Warm currents rife in ‘doomsday’ glacier

New sea level rise fears - Newsreel
A digital artist's impression of the potential impact on Venice of sea level rises from melting ice caps. | Photo: iStock

Scientists have discovered warm water currents running deep inside Antarctica’s so-called “doomsday glacier” raising fears that sea level rises may be greater than previously thought.

Glaciologists, led by the University of California – Irvine, used satellite data to plot evidence of the currents several kilometres beneath the Thwaites Glacier.

The study, published in the latest Proceedings of the National Academy of Sciences, said this process causes “vigorous melting” and might require global sea level rise projections to be reassessed

The data was gathered from March to June 2023 by Finland’s ICEYE commercial satellite mission.
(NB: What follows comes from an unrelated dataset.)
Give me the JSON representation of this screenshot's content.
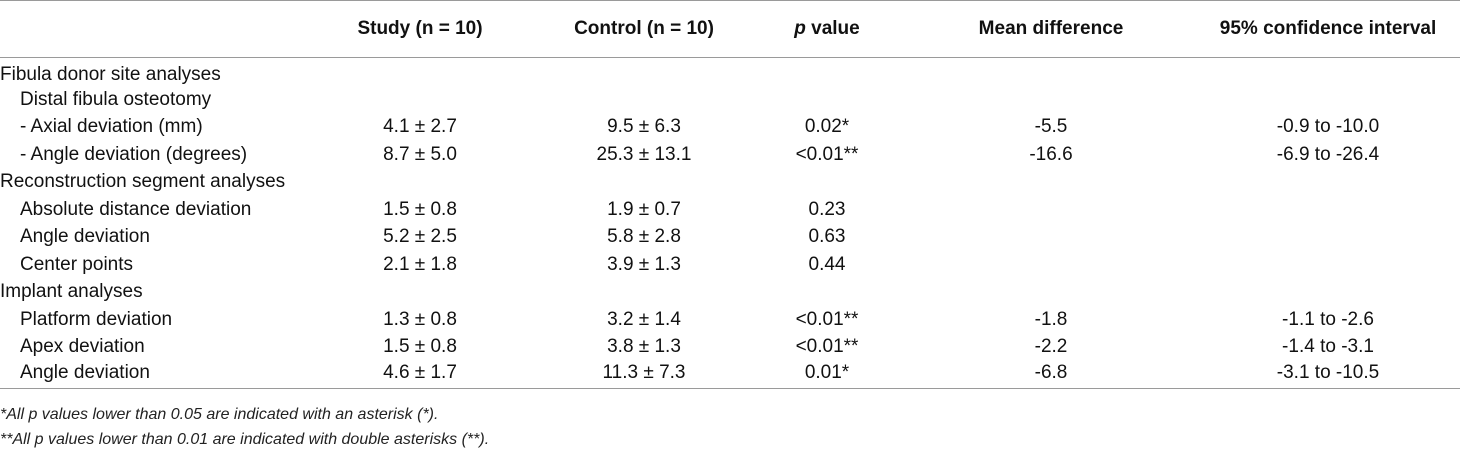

Study co-author Professor Christine Dow, from the University of Waterloo in Ontario, said the location of the warm currents was particularly concerning.

“Thwaites is the most unstable place in the Antarctic and contains the equivalent of 60cm of sea level rise,” she said.

“The worry is that we are underestimating the speed that the glacier is changing, which would be devastating for coastal communities around the world.”

Lead author Professor Eric Rignot said the ICEYE data provided a long-term series of daily observations that closely followed tidal cycles.

“In the past, we had some sporadically available data and with just those few observations it was hard to figure out what was happening,” he said in the study report.

“When we have a continuous time series and compare that with the tidal cycle, we see the seawater coming in at high tide and receding and sometimes going farther up underneath the glacier and getting trapped.”

Professor Rignot said that seawater coming in at the base of the ice sheet, combined with freshwater generated by geothermal flux and friction, built up and “has to flow somewhere”.

“There are places where the water is almost at the pressure of the overlying ice, so just a little more pressure is needed to push up the ice,” he said.

“The water is then squeezed enough to jack up a column of more than half a mile of ice.”